If you shout out in a job interview that yesterday’s photo of your cat got 20 ‘likes,’ they aren’t going to drop to the floor in amazement and offer you the job there and then. (Unless the cat photo is actually amazing, in which cause you should open by showing them the picture and work from there.)
You can’t live in a frozen snapshot of life
We spend outrageous amounts of time perfecting poses, swiping through filters and cropping out selfie-arms, all in the name of vanity. The culture is ridiculous. People walk past us in the street and we can’t stop to pose, hold a glowing light and tell them to keep their eyes above our waist because “it’s more flattering that way.”
Why, when stunted in a frozen image, do we all feel the need to amplify our looks? Once all the posing is done, we just have our actual unfiltered faces to fall back on, and we should never have to think “is that enough?”
It’s OK to be sad
Scroll through your past Facebook statuses– how often is it you find anything other than good news; a happy moment or a celebration of something you want to remember? Struggling to find anything that is sad, or vaguely detrimental to you? Me too. Because we are way more likely to post the “I helped an old lady across the street today #goodsamaritan” post than the “I just accidentally upset someone because I said I didn’t like their coat” post.
I will continue to vet what I post so I don’t look like a belligerent idiot online, but we have to understand that everyone else does this too. We are not alone in scoping out the best bits of our life and cherry picking our updates – just realize that when you have a bad day, everyone else has probably had something lame happen too. We just don’t share it. And that’s OK.
There is no back space for a face-to-face conversation
In real life, we can’t backspace our conversations–no matter how hard we try.

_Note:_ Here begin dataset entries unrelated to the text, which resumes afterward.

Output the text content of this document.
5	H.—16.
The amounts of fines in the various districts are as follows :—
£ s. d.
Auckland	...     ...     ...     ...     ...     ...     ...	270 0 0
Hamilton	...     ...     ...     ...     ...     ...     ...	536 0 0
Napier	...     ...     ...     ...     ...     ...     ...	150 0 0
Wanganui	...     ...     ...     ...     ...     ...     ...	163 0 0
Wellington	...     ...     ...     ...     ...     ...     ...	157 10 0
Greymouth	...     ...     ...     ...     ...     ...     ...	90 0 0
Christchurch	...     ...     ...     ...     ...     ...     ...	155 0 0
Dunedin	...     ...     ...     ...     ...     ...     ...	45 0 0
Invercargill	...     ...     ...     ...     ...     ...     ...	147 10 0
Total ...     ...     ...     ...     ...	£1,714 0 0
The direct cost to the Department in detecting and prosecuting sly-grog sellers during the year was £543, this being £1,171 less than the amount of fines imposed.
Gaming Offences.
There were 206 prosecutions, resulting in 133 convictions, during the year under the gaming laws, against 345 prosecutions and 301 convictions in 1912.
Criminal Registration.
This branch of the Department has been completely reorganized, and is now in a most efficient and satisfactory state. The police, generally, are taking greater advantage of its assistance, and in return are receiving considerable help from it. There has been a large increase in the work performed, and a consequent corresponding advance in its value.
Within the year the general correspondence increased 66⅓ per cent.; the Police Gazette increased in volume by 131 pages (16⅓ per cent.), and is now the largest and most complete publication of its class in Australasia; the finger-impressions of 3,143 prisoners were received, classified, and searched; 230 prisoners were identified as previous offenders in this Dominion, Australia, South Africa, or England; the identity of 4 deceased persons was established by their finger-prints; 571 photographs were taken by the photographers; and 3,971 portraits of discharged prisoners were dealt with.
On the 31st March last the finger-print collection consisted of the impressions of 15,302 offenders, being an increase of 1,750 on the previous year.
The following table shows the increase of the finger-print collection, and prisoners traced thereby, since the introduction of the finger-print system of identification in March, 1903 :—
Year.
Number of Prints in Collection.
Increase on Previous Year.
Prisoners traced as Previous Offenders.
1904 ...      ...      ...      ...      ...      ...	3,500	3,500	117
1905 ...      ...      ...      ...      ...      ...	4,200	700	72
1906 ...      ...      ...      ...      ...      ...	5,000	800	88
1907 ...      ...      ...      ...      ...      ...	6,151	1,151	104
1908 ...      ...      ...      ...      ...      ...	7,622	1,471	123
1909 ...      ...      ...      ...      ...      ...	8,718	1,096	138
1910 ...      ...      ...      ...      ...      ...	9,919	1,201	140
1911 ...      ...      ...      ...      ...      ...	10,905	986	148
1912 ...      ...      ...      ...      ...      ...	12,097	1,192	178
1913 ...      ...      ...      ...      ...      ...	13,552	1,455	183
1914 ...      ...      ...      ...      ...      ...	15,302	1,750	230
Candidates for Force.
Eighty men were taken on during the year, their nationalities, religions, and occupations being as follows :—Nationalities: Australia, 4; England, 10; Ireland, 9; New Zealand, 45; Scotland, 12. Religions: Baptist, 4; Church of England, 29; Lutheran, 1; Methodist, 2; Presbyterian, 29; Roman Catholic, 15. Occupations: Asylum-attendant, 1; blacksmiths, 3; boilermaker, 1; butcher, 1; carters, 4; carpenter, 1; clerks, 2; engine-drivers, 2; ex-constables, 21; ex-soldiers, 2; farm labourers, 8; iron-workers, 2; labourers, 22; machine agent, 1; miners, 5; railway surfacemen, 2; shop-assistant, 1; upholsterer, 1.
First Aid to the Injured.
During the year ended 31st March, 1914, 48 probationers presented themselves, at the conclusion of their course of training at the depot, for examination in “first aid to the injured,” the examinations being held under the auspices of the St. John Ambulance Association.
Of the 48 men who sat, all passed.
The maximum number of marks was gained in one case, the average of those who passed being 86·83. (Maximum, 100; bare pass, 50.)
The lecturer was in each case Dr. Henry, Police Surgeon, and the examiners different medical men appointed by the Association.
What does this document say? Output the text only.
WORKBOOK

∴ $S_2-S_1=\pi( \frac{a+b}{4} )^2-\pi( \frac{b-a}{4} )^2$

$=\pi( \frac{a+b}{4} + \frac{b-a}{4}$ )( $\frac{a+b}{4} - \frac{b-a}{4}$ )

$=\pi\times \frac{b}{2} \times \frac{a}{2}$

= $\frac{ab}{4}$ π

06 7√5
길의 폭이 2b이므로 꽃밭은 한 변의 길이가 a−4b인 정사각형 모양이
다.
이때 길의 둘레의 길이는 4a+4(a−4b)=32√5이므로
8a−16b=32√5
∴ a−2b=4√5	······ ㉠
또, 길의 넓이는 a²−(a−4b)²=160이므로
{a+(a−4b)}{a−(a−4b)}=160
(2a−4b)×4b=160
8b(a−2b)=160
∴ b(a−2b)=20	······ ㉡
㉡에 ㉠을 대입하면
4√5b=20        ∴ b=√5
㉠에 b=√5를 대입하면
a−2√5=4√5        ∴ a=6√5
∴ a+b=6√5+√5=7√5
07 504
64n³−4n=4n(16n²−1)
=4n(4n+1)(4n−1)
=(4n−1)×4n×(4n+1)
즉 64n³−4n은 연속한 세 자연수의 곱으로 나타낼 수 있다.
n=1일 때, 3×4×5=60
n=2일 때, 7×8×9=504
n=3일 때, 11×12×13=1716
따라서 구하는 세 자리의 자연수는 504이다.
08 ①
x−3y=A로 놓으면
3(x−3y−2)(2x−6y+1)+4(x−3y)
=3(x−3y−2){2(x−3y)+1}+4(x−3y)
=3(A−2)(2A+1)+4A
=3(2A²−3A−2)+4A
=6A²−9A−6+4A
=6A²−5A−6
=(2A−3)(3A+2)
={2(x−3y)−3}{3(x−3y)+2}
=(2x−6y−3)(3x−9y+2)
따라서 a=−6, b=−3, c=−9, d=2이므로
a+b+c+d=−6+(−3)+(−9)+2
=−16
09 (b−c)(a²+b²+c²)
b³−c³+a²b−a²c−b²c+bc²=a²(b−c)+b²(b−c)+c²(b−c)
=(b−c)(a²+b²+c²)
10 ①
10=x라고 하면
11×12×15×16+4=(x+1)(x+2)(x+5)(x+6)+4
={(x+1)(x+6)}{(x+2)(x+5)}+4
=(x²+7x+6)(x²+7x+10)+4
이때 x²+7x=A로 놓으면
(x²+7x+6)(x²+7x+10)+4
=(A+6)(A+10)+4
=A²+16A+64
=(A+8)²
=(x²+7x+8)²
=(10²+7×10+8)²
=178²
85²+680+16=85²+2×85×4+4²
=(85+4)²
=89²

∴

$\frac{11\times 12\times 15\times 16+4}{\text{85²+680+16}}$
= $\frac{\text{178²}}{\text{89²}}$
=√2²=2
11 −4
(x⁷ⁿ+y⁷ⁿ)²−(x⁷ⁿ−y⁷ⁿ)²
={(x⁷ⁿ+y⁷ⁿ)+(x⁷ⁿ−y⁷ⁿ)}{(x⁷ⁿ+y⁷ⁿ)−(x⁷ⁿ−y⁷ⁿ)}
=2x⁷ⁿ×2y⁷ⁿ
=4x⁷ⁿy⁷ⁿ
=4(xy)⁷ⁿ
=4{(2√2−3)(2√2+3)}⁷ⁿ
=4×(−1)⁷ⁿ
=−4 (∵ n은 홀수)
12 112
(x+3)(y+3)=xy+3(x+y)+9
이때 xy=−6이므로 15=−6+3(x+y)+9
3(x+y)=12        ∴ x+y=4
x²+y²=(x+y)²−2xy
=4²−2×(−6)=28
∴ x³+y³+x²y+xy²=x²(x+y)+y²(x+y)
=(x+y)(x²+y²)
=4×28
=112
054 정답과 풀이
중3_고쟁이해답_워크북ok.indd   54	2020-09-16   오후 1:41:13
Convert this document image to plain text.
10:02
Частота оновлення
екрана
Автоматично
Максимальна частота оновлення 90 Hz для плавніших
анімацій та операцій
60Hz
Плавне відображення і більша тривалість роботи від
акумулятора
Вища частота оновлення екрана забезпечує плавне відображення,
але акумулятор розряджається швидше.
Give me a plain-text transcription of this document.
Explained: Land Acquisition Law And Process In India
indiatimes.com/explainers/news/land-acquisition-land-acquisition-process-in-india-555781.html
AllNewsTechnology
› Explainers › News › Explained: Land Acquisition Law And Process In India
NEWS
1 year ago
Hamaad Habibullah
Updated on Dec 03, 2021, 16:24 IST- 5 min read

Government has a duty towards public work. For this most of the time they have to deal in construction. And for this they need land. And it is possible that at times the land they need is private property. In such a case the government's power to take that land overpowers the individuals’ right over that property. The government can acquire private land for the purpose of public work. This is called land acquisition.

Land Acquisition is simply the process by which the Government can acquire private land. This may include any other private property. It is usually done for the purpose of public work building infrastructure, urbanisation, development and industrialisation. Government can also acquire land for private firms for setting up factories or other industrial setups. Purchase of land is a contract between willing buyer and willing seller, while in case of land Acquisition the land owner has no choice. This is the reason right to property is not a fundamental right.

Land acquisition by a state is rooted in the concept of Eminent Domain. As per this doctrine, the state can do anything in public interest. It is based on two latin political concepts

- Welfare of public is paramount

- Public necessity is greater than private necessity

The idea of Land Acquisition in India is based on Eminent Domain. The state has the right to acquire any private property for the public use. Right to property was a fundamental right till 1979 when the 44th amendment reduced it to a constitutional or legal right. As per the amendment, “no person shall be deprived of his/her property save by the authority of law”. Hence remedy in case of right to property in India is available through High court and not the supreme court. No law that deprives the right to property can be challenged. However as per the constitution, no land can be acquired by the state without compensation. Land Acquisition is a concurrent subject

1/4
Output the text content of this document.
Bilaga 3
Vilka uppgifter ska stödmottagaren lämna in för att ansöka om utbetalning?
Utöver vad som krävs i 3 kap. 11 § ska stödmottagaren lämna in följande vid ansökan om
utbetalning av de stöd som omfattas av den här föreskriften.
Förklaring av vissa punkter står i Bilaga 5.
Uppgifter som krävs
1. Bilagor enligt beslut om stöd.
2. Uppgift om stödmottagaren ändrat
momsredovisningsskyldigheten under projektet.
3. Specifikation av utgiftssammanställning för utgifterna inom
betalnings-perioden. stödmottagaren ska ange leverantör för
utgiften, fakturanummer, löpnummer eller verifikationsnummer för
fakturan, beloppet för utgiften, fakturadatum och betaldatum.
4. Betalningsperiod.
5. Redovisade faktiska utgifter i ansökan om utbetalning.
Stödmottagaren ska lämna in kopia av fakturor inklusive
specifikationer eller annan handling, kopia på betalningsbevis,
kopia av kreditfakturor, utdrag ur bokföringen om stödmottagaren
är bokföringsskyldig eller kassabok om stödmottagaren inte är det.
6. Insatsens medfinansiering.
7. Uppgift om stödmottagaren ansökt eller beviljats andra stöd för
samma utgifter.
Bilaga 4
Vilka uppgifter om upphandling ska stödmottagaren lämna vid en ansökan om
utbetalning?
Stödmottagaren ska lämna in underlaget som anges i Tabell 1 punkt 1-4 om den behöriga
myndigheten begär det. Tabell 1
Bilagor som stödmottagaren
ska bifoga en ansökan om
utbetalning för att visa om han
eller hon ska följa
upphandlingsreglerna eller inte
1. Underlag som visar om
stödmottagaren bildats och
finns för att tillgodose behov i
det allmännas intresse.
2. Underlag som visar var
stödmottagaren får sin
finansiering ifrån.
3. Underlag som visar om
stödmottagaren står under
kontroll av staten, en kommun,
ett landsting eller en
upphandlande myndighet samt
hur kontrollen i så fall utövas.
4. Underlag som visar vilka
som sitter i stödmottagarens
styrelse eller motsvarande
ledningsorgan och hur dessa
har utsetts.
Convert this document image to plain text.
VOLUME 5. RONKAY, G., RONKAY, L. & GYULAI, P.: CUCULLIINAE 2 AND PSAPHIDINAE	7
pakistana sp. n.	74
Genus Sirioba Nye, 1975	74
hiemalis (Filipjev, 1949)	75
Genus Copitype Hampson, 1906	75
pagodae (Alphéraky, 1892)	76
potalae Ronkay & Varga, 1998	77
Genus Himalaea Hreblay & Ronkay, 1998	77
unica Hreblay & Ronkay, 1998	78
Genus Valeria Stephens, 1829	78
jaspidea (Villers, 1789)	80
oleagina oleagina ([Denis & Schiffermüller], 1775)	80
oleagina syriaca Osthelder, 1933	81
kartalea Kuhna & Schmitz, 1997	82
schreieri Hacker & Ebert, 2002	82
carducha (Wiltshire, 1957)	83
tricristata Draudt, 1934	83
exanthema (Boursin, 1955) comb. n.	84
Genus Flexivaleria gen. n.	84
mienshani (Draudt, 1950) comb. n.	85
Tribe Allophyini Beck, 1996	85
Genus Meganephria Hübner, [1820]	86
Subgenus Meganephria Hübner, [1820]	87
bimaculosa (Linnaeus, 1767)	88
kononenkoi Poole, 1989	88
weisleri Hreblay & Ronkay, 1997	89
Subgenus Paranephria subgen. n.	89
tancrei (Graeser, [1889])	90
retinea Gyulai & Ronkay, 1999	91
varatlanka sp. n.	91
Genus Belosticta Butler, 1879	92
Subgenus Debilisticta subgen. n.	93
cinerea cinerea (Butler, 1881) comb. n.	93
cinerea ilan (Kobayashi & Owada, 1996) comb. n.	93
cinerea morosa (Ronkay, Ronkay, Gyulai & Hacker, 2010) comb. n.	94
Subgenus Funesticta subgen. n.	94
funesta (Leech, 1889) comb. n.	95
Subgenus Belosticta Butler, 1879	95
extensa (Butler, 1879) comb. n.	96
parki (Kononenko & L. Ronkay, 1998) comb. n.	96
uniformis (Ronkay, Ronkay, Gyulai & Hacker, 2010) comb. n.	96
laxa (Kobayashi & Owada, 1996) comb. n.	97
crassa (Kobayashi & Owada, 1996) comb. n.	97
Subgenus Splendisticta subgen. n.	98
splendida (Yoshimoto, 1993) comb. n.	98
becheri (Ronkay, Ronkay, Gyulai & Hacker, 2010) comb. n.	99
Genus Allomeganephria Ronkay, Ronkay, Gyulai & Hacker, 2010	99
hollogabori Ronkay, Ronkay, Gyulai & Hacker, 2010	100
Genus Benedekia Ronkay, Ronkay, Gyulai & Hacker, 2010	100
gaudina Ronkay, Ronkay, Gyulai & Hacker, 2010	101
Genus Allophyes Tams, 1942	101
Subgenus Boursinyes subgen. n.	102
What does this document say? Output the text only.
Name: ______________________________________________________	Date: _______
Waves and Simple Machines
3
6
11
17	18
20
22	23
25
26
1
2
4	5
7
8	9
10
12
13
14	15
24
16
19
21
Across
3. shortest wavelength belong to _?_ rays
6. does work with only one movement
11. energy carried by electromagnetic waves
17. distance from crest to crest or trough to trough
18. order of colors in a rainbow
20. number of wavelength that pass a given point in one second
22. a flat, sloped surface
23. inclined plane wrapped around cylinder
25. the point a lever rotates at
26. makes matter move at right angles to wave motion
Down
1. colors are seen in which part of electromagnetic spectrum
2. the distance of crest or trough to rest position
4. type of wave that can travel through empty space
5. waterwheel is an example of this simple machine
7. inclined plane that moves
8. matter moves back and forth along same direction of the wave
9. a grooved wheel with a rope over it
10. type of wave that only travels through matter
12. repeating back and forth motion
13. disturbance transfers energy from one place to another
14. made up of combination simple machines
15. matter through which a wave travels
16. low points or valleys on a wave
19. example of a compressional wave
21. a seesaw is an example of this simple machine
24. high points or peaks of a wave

We speak in a stream of consciousness, words tumbling as we piece lines together bit by bit. We can’t prescribe how conversations will form or dictate the outcome, but we act on impulse and build off reaction. There are no screens to hide behind.
Living without technology made me realize it’s a blessing and curse to have so much free reign over editing. Being able to dissect and pull apart sentences may feel safer in the moment, but sometimes, things are just better when they are not pre-planned.